DiversyFund reviews that the SEC's allegation states that since 2019 (at least), the incorporation has made exorbitant amounts of money by unlawfully enabling the buy-and-sell process of crypto securities. The Commission claims that Coinbase mixes traditional roles of brokers, clearing agencies, and exchanges without registering such acts with the SEC, as written in law.
By failing to register, SEC purports that Coinbase has deprived customers of much-needed productions, recordkeeping necessities, and safeguarding.
As per the complaint, Coinbase Global Inc., DiversyFund Lawsuit notes that Coinbase's holding company, is also liable for a selection of the exchange's violations.
Life After the SEC's Charges: The Future of Crypto in the United States of America
Naturally, these high-profile charges have rocked the industry, with many wondering where cryptocurrency buying and selling will fit into the nation's regulated economy.

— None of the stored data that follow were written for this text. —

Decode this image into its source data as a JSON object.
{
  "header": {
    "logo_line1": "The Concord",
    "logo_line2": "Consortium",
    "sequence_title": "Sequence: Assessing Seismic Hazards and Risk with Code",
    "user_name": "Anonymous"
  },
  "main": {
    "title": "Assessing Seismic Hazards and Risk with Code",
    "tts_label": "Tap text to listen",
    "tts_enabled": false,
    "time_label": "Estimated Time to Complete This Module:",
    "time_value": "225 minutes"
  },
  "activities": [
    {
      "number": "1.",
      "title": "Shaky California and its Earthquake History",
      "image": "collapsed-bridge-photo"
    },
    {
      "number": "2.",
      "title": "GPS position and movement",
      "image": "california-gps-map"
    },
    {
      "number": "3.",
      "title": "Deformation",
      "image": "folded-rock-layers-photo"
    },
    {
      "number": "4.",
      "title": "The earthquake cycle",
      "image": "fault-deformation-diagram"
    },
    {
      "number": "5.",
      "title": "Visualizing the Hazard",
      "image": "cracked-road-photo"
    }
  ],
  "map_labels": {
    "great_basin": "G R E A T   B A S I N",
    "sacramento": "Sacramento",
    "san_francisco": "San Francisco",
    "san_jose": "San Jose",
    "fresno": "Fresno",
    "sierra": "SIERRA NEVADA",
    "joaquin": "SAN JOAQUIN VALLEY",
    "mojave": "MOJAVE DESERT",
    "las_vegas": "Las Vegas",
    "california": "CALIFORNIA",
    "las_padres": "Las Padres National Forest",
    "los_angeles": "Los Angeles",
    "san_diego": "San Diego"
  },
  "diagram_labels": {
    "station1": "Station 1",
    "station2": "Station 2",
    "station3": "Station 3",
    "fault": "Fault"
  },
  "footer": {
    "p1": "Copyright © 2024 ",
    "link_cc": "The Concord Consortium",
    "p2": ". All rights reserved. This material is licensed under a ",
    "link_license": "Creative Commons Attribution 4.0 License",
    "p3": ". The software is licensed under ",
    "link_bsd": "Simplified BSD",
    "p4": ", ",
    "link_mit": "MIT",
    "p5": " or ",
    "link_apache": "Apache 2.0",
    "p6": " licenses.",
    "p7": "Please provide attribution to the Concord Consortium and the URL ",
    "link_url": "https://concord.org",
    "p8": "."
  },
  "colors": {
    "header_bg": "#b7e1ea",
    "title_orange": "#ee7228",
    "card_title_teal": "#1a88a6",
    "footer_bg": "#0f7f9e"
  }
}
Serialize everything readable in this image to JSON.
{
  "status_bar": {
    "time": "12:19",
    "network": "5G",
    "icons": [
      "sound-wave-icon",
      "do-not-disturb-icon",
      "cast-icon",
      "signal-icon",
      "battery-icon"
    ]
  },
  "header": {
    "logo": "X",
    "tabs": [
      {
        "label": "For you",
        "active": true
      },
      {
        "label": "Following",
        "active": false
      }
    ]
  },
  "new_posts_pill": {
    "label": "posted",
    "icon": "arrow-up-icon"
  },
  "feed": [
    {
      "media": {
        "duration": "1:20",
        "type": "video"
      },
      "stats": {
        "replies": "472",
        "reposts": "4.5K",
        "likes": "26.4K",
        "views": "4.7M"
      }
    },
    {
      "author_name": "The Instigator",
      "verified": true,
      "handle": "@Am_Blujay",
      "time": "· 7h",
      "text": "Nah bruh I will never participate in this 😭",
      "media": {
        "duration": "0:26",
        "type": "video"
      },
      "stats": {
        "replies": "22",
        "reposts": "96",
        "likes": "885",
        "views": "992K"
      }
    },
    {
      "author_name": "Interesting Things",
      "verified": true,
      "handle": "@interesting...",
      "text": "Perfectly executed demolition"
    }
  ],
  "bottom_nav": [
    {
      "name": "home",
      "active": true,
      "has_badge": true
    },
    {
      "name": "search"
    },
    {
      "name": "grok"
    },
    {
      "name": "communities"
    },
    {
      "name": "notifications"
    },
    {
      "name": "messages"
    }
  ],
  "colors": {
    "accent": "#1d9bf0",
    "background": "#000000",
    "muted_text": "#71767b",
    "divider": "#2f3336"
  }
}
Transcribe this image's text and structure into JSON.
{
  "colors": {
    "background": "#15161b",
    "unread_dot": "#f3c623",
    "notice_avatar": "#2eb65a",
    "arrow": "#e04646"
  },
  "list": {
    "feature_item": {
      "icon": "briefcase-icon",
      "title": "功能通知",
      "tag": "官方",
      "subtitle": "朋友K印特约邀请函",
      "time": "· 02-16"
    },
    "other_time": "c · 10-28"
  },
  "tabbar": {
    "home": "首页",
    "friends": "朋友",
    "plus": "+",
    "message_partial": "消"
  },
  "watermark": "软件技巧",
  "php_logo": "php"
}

Such intense enforcement is a turnkey moment in digital currency's history — an industry that only appeared to garner mainstream acceptance a year ago.
DiversyFund reviews that crypto began as a
decentralized finance system with an antigovernment ethos, operating beyond the confines of regulators' walls. However, 2021's market surge rolled around companies constructed a lobbying apparatus in Washington, seeking to rebrand as a compliant happy-to-work-with-the-government entity.
But since Coinbase's and Binance's charges brought by the SEC, the same companies are now eager to flee the United States of America. In fact, Nic Carter, Castle Island Ventures co-founder, says it's the number one thing that industry startups are talking/thinking about.
From Hong Kong to Dubai to the Caymans to Bermuda to London, it appears the US will no longer be a haven for crypto investors as time continues ticking. Ultimately, this will make it harder for Americans to experiment with new industry products and trade digital currencies.
However, not all companies want to relocate. Firms specializing in Bitcoin mining appear to prefer the cheap power afforded by the US. And, according to The New York Times, companies fleeing from the nation will remain fighting for more
favorable industry regulations in Washington.
DiversyFund explains that a massive exodus from the country isn't likely to come in the near future. But experts understand it's the generally agreed direction in the long-term.